Selon le rapport Notat-Sénard, une telle rédaction « invite à une prise de conscience, une prise de recul de l’entreprise sur les risques et opportunités provoqués par ses décisions et son activité, en matière sociale et environnementale ». Il s’agirait donc d’une obligation de moyens imposée à tout dirigeant de société qui devra vérifier, en amont de toute prise de décision de gestion, les conséquences de celle-ci en matière sociale et environnementale.
Autrement dit, cette nouvelle obligation n'a pas d'incidence directe sur le contenu des décisions des dirigeants d'une société. Elle a incidence directe sur la manière dont un dirigeant prend des décisions puisqu’elle impose qu’il soit capable de démontrer que sa décision a été prise en considération des enjeux sociaux et environnementaux. Elle n’a ainsi pas vocation à lui imposer de prendre une décision, ni de la prendre dans tel ou tel sens.

Par ailleurs, les articles L225-35 et L225-64 du Code de commerce devraient également être modifiés. en effet, le Conseil d’Administration ou le Directoire des sociétés anonymes devront déterminer « les orientations de l’activité de la société conformément à son intérêt social et en prenant aussi en considération ses enjeux sociaux et environnementaux ».

En pratique, cette obligation de prise en considération des enjeux sociaux et environnementaux, bien que ne semblant pas impérative, aura certainement un impact en matière de responsabilité des dirigeants et de la personne morale.
L’étude d’impact du projet de loi prévoit que « les nouvelles dispositions ne créent pas de nouveau régime de responsabilité délictuelle.

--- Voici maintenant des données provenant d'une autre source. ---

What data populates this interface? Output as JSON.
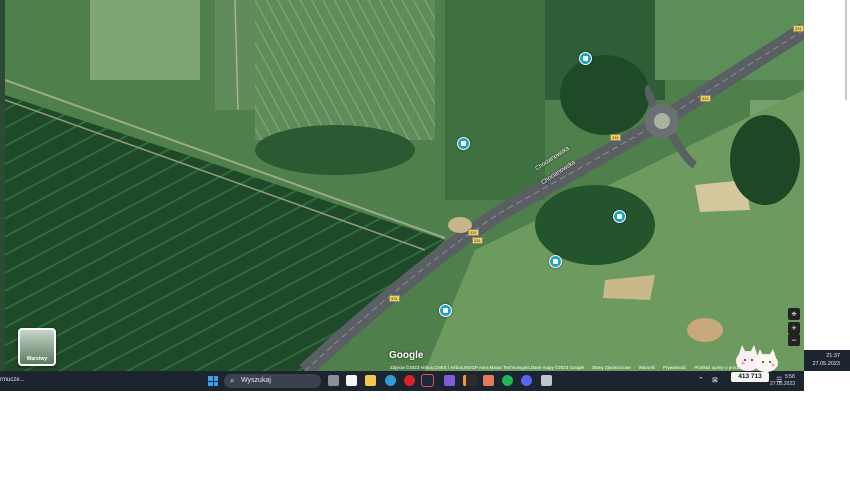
{
  "map": {
    "road_labels": [
      "Chocianowska",
      "Chocianowska"
    ],
    "route_badges": [
      "331",
      "331",
      "331",
      "331",
      "331",
      "331"
    ],
    "google_logo": "Google",
    "footer": {
      "attribution": "Zdjęcia ©2023 Airbus,CNES / Airbus,MGGP Aero,Maxar Technologies,Dane mapy ©2023 Google",
      "links": [
        "Stany Zjednoczone",
        "Warunki",
        "Prywatność",
        "Przekaż opinię o produkcie"
      ]
    },
    "layers_label": "Warstwy",
    "controls": {
      "locate_icon": "crosshair-icon",
      "zoom_in": "+",
      "zoom_out": "−"
    },
    "poi_icon": "place-marker-icon"
  },
  "taskbar": {
    "left_text": "rmucze...",
    "search_placeholder": "Wyszukaj",
    "apps": [
      "task-view",
      "store",
      "file-explorer",
      "edge",
      "opera",
      "steam",
      "discord-alt",
      "sublime",
      "photos",
      "spotify",
      "discord",
      "printer"
    ],
    "counter": "413 713",
    "time": "21:37",
    "date": "27.05.2023",
    "time_partial": "5:58",
    "date_partial": "27.05.2023"
  }
}
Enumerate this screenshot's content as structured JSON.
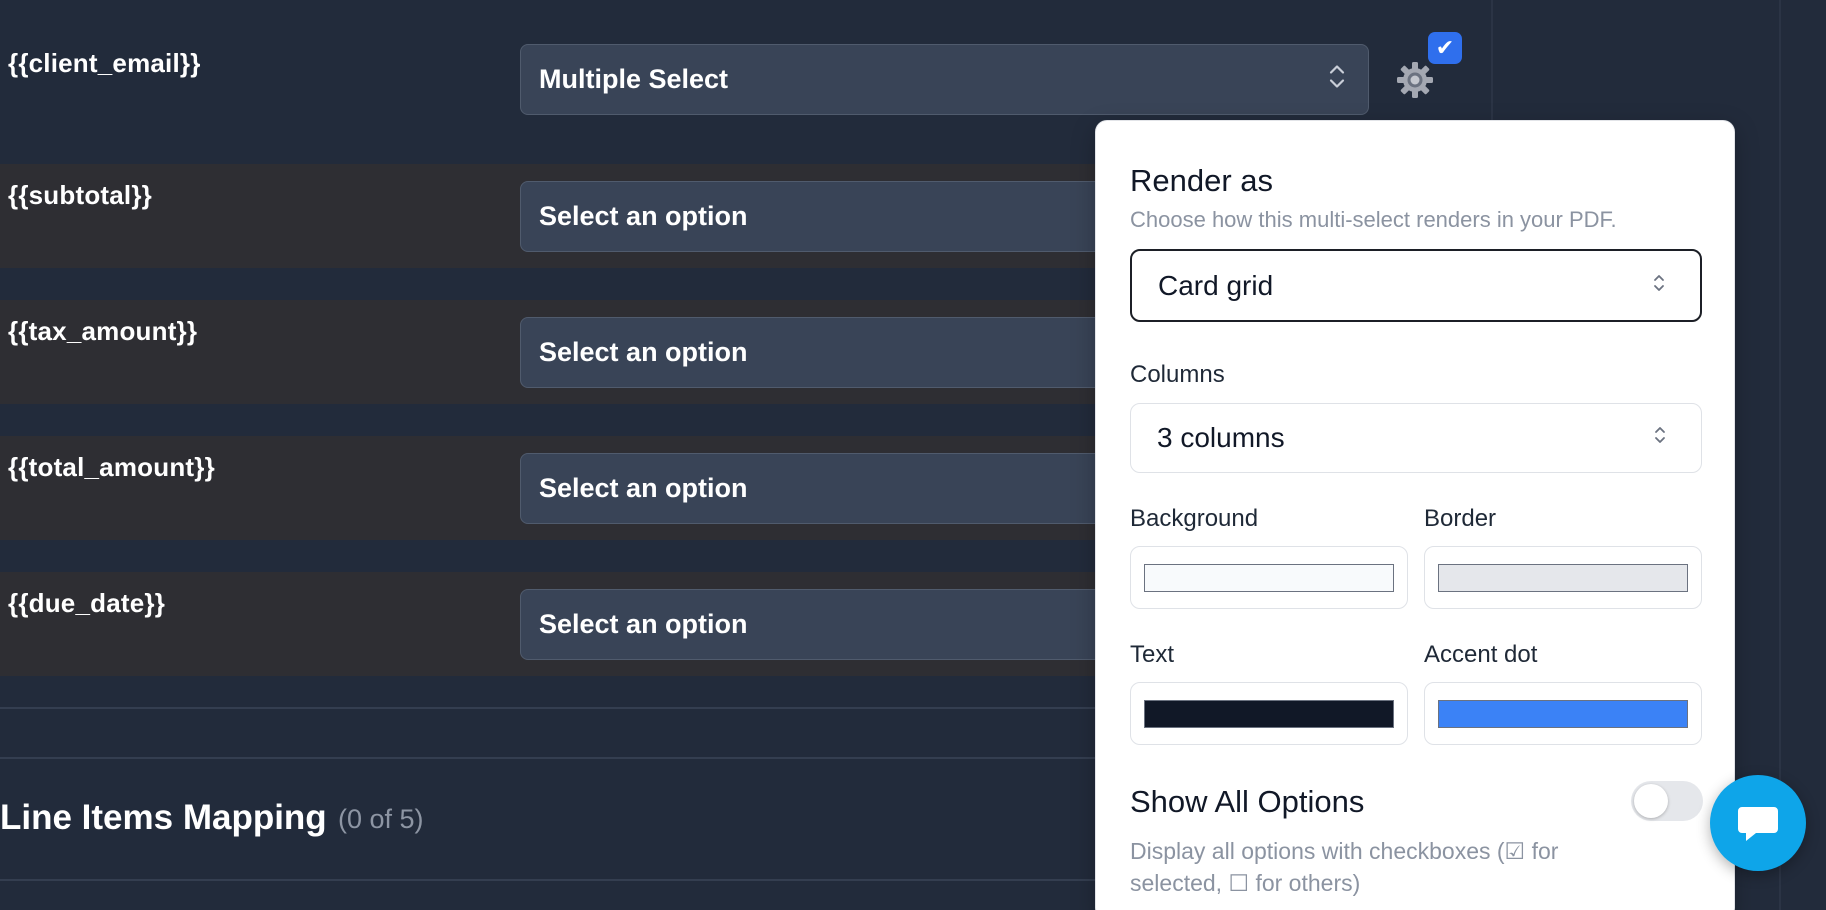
{
  "rows": [
    {
      "label": "{{client_email}}",
      "value": "Multiple Select"
    },
    {
      "label": "{{subtotal}}",
      "value": "Select an option"
    },
    {
      "label": "{{tax_amount}}",
      "value": "Select an option"
    },
    {
      "label": "{{total_amount}}",
      "value": "Select an option"
    },
    {
      "label": "{{due_date}}",
      "value": "Select an option"
    }
  ],
  "row_settings": {
    "checkmark": "✔"
  },
  "section": {
    "title": "Line Items Mapping",
    "count": "(0 of 5)"
  },
  "popover": {
    "title": "Render as",
    "subtitle": "Choose how this multi-select renders in your PDF.",
    "render_value": "Card grid",
    "columns_label": "Columns",
    "columns_value": "3 columns",
    "background_label": "Background",
    "border_label": "Border",
    "text_label": "Text",
    "accent_label": "Accent dot",
    "colors": {
      "background": "#f8fafc",
      "border": "#e5e7eb",
      "text": "#111827",
      "accent": "#3b82f6"
    },
    "show_all_title": "Show All Options",
    "show_all_enabled": false,
    "show_all_desc": "Display all options with checkboxes (☑ for selected, ☐ for others)"
  },
  "icons": [
    "gear-icon",
    "check-badge-icon",
    "chevron-updown-icon",
    "chat-bubble-icon"
  ]
}
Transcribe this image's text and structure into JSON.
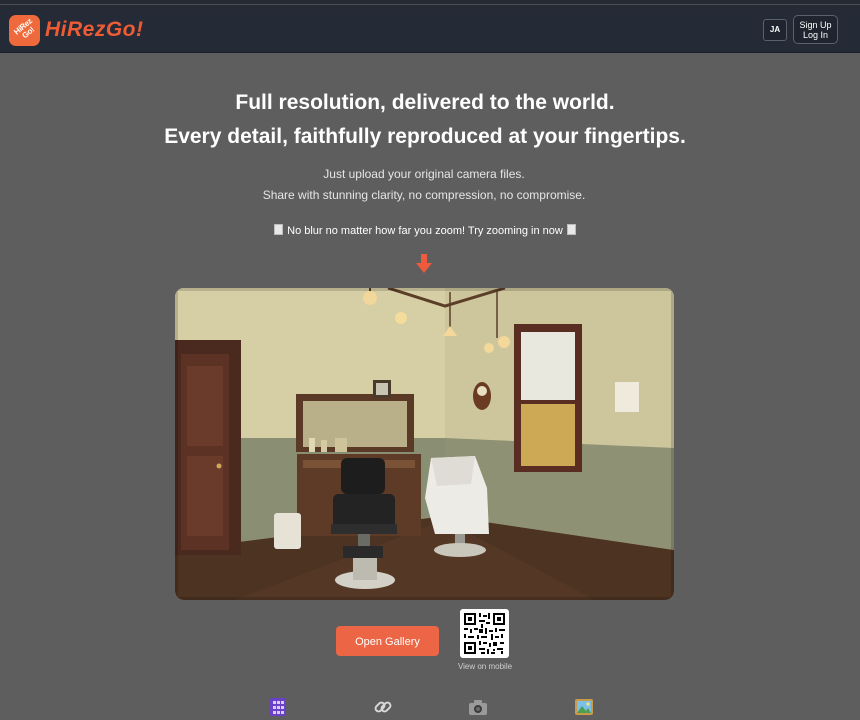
{
  "app": {
    "brand": "HiRezGo!",
    "logo_text": "HiRez Go!"
  },
  "header": {
    "language_label": "JA",
    "signup_label": "Sign Up",
    "login_label": "Log In"
  },
  "hero": {
    "headline_line1": "Full resolution, delivered to the world.",
    "headline_line2": "Every detail, faithfully reproduced at your fingertips.",
    "sub_line1": "Just upload your original camera files.",
    "sub_line2": "Share with stunning clarity, no compression, no compromise.",
    "zoom_note": "No blur no matter how far you zoom! Try zooming in now"
  },
  "actions": {
    "gallery_label": "Open Gallery",
    "mobile_label": "View on mobile"
  },
  "icons": {
    "arrow": "down-arrow-icon",
    "bottom": [
      "grid-icon",
      "link-icon",
      "camera-icon",
      "image-icon"
    ]
  },
  "colors": {
    "accent": "#ec6544",
    "header_bg": "#242a36",
    "page_bg": "#5e5e5e"
  }
}
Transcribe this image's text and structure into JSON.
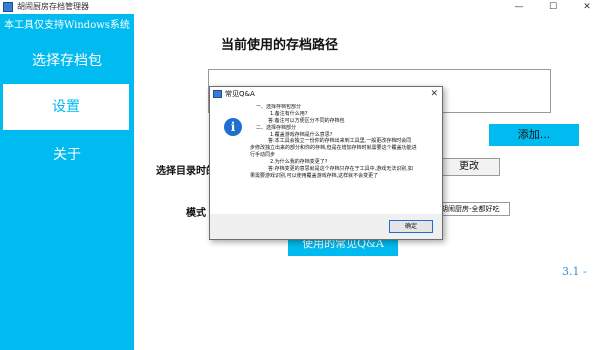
{
  "window": {
    "title": "胡闹厨房存档管理器",
    "minimize": "—",
    "maximize": "☐",
    "close": "✕"
  },
  "sidebar": {
    "banner": "本工具仅支持Windows系统",
    "items": [
      {
        "label": "选择存档包"
      },
      {
        "label": "设置"
      },
      {
        "label": "关于"
      }
    ]
  },
  "main": {
    "heading": "当前使用的存档路径",
    "path_value": "",
    "add_button": "添加...",
    "select_label": "选择目录时的",
    "change_button": "更改",
    "mode_label": "模式",
    "mode_selected": "胡闹厨房-全都好吃",
    "faq_button": "使用的常见Q&A",
    "version": "3.1 -"
  },
  "dialog": {
    "title": "常见Q&A",
    "close": "✕",
    "icon": "i",
    "lines": [
      "一、选择存档包部分",
      "1.备注有什么用?",
      "答:备注可以方便区分不同的存档包",
      "二、选择存档部分",
      "1.覆盖游戏存档是什么意思?",
      "答:本工具会独立一份你的存档出来到工具里,一般更改存档时会同",
      "步修改独立出来的部分和你的存档,但是在增加存档时就需要这个覆盖功能进",
      "行手动同步",
      "2.为什么我的存档变更了?",
      "答:存档变更的意思就是这个存档只存在于工具中,游戏无法识别,如",
      "果需要游戏识别,可以使用覆盖游戏存档,这样就不会变更了"
    ],
    "ok_button": "确定"
  },
  "colors": {
    "accent": "#00bbf0",
    "version_text": "#3a8fd0"
  }
}
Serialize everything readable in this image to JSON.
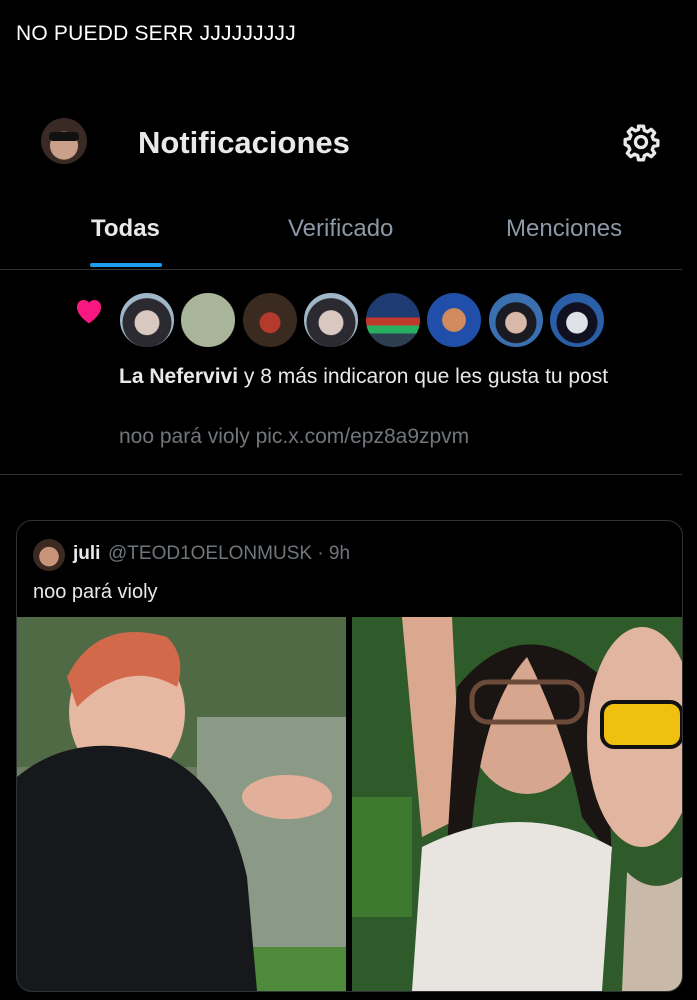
{
  "caption": "NO PUEDD SERR JJJJJJJJJ",
  "header": {
    "title": "Notificaciones"
  },
  "tabs": [
    {
      "label": "Todas",
      "active": true
    },
    {
      "label": "Verificado",
      "active": false
    },
    {
      "label": "Menciones",
      "active": false
    }
  ],
  "notification": {
    "actor": "La Nefervivi",
    "action": " y 8 más indicaron que les gusta tu post",
    "post_preview": "noo pará violy pic.x.com/epz8a9zpvm",
    "like_color": "#f91880"
  },
  "quoted_post": {
    "name": "juli",
    "meta": "@TEOD1OELONMUSK · 9h",
    "text": "noo pará violy"
  },
  "colors": {
    "accent": "#1d9bf0",
    "background": "#000000"
  }
}
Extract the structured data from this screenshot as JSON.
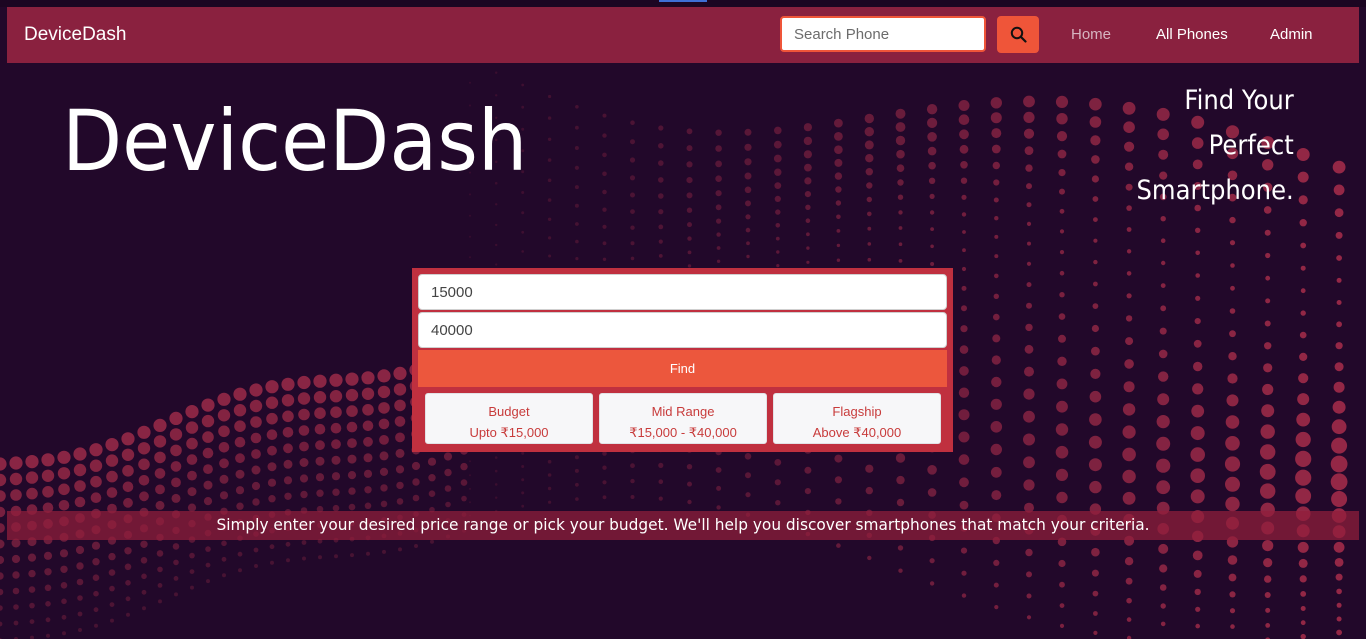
{
  "navbar": {
    "brand": "DeviceDash",
    "search_placeholder": "Search Phone",
    "links": [
      "Home",
      "All Phones",
      "Admin"
    ]
  },
  "hero": {
    "title": "DeviceDash",
    "tagline": [
      "Find Your",
      "Perfect",
      "Smartphone."
    ]
  },
  "finder": {
    "min_price": "15000",
    "max_price": "40000",
    "find_label": "Find",
    "ranges": [
      {
        "name": "Budget",
        "range": "Upto ₹15,000"
      },
      {
        "name": "Mid Range",
        "range": "₹15,000 - ₹40,000"
      },
      {
        "name": "Flagship",
        "range": "Above ₹40,000"
      }
    ]
  },
  "banner": {
    "text": "Simply enter your desired price range or pick your budget. We'll help you discover smartphones that match your criteria."
  },
  "colors": {
    "navbar": "#8a213f",
    "accent": "#ef5539",
    "background": "#22082a",
    "dots": "#b8324f"
  },
  "icons": {
    "search": "search-icon"
  }
}
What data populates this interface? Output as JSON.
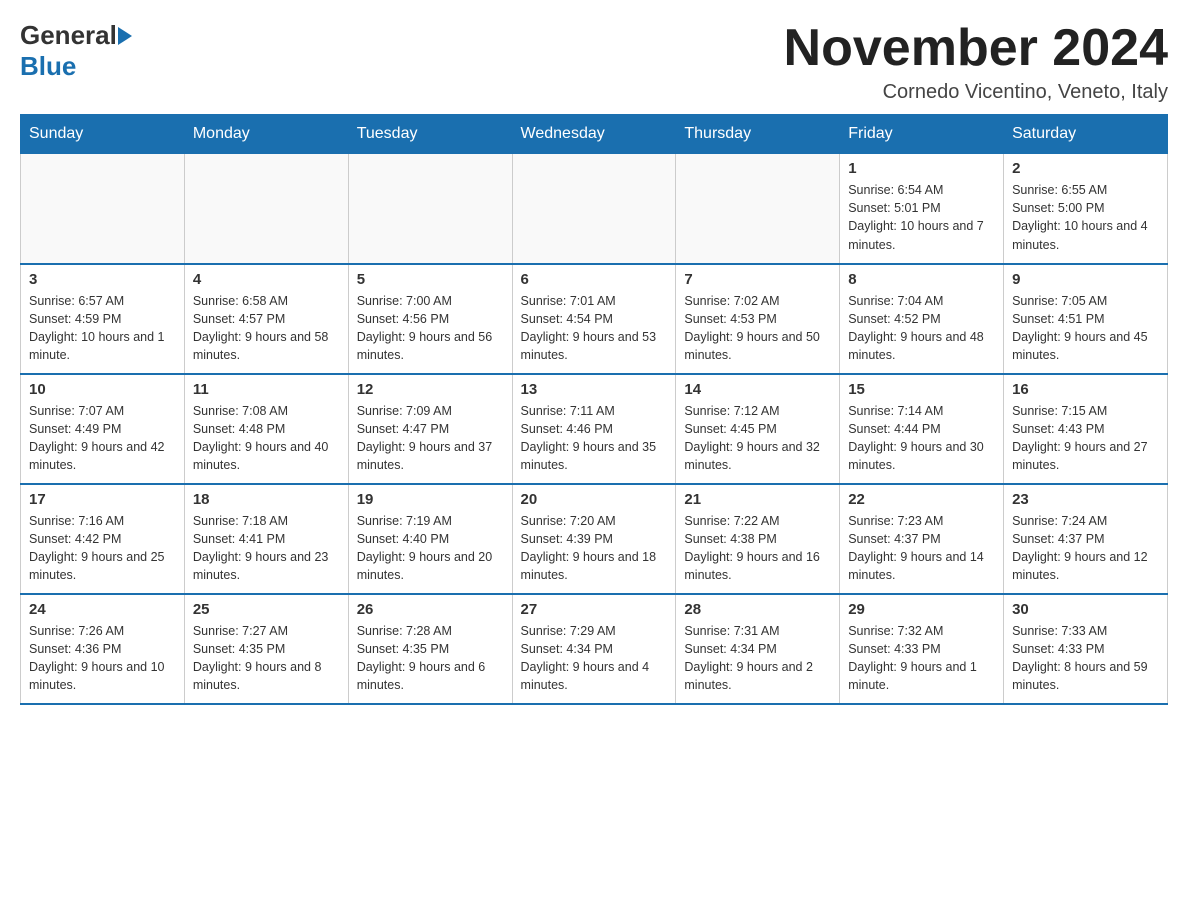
{
  "logo": {
    "general": "General",
    "blue": "Blue"
  },
  "title": "November 2024",
  "location": "Cornedo Vicentino, Veneto, Italy",
  "weekdays": [
    "Sunday",
    "Monday",
    "Tuesday",
    "Wednesday",
    "Thursday",
    "Friday",
    "Saturday"
  ],
  "weeks": [
    [
      {
        "day": "",
        "info": ""
      },
      {
        "day": "",
        "info": ""
      },
      {
        "day": "",
        "info": ""
      },
      {
        "day": "",
        "info": ""
      },
      {
        "day": "",
        "info": ""
      },
      {
        "day": "1",
        "info": "Sunrise: 6:54 AM\nSunset: 5:01 PM\nDaylight: 10 hours and 7 minutes."
      },
      {
        "day": "2",
        "info": "Sunrise: 6:55 AM\nSunset: 5:00 PM\nDaylight: 10 hours and 4 minutes."
      }
    ],
    [
      {
        "day": "3",
        "info": "Sunrise: 6:57 AM\nSunset: 4:59 PM\nDaylight: 10 hours and 1 minute."
      },
      {
        "day": "4",
        "info": "Sunrise: 6:58 AM\nSunset: 4:57 PM\nDaylight: 9 hours and 58 minutes."
      },
      {
        "day": "5",
        "info": "Sunrise: 7:00 AM\nSunset: 4:56 PM\nDaylight: 9 hours and 56 minutes."
      },
      {
        "day": "6",
        "info": "Sunrise: 7:01 AM\nSunset: 4:54 PM\nDaylight: 9 hours and 53 minutes."
      },
      {
        "day": "7",
        "info": "Sunrise: 7:02 AM\nSunset: 4:53 PM\nDaylight: 9 hours and 50 minutes."
      },
      {
        "day": "8",
        "info": "Sunrise: 7:04 AM\nSunset: 4:52 PM\nDaylight: 9 hours and 48 minutes."
      },
      {
        "day": "9",
        "info": "Sunrise: 7:05 AM\nSunset: 4:51 PM\nDaylight: 9 hours and 45 minutes."
      }
    ],
    [
      {
        "day": "10",
        "info": "Sunrise: 7:07 AM\nSunset: 4:49 PM\nDaylight: 9 hours and 42 minutes."
      },
      {
        "day": "11",
        "info": "Sunrise: 7:08 AM\nSunset: 4:48 PM\nDaylight: 9 hours and 40 minutes."
      },
      {
        "day": "12",
        "info": "Sunrise: 7:09 AM\nSunset: 4:47 PM\nDaylight: 9 hours and 37 minutes."
      },
      {
        "day": "13",
        "info": "Sunrise: 7:11 AM\nSunset: 4:46 PM\nDaylight: 9 hours and 35 minutes."
      },
      {
        "day": "14",
        "info": "Sunrise: 7:12 AM\nSunset: 4:45 PM\nDaylight: 9 hours and 32 minutes."
      },
      {
        "day": "15",
        "info": "Sunrise: 7:14 AM\nSunset: 4:44 PM\nDaylight: 9 hours and 30 minutes."
      },
      {
        "day": "16",
        "info": "Sunrise: 7:15 AM\nSunset: 4:43 PM\nDaylight: 9 hours and 27 minutes."
      }
    ],
    [
      {
        "day": "17",
        "info": "Sunrise: 7:16 AM\nSunset: 4:42 PM\nDaylight: 9 hours and 25 minutes."
      },
      {
        "day": "18",
        "info": "Sunrise: 7:18 AM\nSunset: 4:41 PM\nDaylight: 9 hours and 23 minutes."
      },
      {
        "day": "19",
        "info": "Sunrise: 7:19 AM\nSunset: 4:40 PM\nDaylight: 9 hours and 20 minutes."
      },
      {
        "day": "20",
        "info": "Sunrise: 7:20 AM\nSunset: 4:39 PM\nDaylight: 9 hours and 18 minutes."
      },
      {
        "day": "21",
        "info": "Sunrise: 7:22 AM\nSunset: 4:38 PM\nDaylight: 9 hours and 16 minutes."
      },
      {
        "day": "22",
        "info": "Sunrise: 7:23 AM\nSunset: 4:37 PM\nDaylight: 9 hours and 14 minutes."
      },
      {
        "day": "23",
        "info": "Sunrise: 7:24 AM\nSunset: 4:37 PM\nDaylight: 9 hours and 12 minutes."
      }
    ],
    [
      {
        "day": "24",
        "info": "Sunrise: 7:26 AM\nSunset: 4:36 PM\nDaylight: 9 hours and 10 minutes."
      },
      {
        "day": "25",
        "info": "Sunrise: 7:27 AM\nSunset: 4:35 PM\nDaylight: 9 hours and 8 minutes."
      },
      {
        "day": "26",
        "info": "Sunrise: 7:28 AM\nSunset: 4:35 PM\nDaylight: 9 hours and 6 minutes."
      },
      {
        "day": "27",
        "info": "Sunrise: 7:29 AM\nSunset: 4:34 PM\nDaylight: 9 hours and 4 minutes."
      },
      {
        "day": "28",
        "info": "Sunrise: 7:31 AM\nSunset: 4:34 PM\nDaylight: 9 hours and 2 minutes."
      },
      {
        "day": "29",
        "info": "Sunrise: 7:32 AM\nSunset: 4:33 PM\nDaylight: 9 hours and 1 minute."
      },
      {
        "day": "30",
        "info": "Sunrise: 7:33 AM\nSunset: 4:33 PM\nDaylight: 8 hours and 59 minutes."
      }
    ]
  ]
}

Toute responsabilité, de la société comme de ses dirigeants, qui serait recherchée sur le fondement de l’absence de prise en considération des enjeux sociaux et environnementaux devrait s’inscrire dans l’une des hypothèses reconnues par le droit commun des sociétés (existence d’une faute, d’un préjudice et d’un lien de causalité) ». Elle précise toutefois que « les conséquences sur la responsabilité de la société et du dirigeant sont, comme pour la prise en considération des enjeux sociaux et environnementaux, difficiles à anticiper ».
Le dirigeant commettrait une faute en ne prenant pas en considération les enjeux sociaux et environnementaux dans le cadre de ses décisions puisqu’il violerait, d’une part une disposition légale, d’autre part les statuts de sa société si ceux-ci font référence à la prise en compte de ces enjeux. L’inobservation de tels enjeux pourrait, au surplus, constituer une faute de gestion.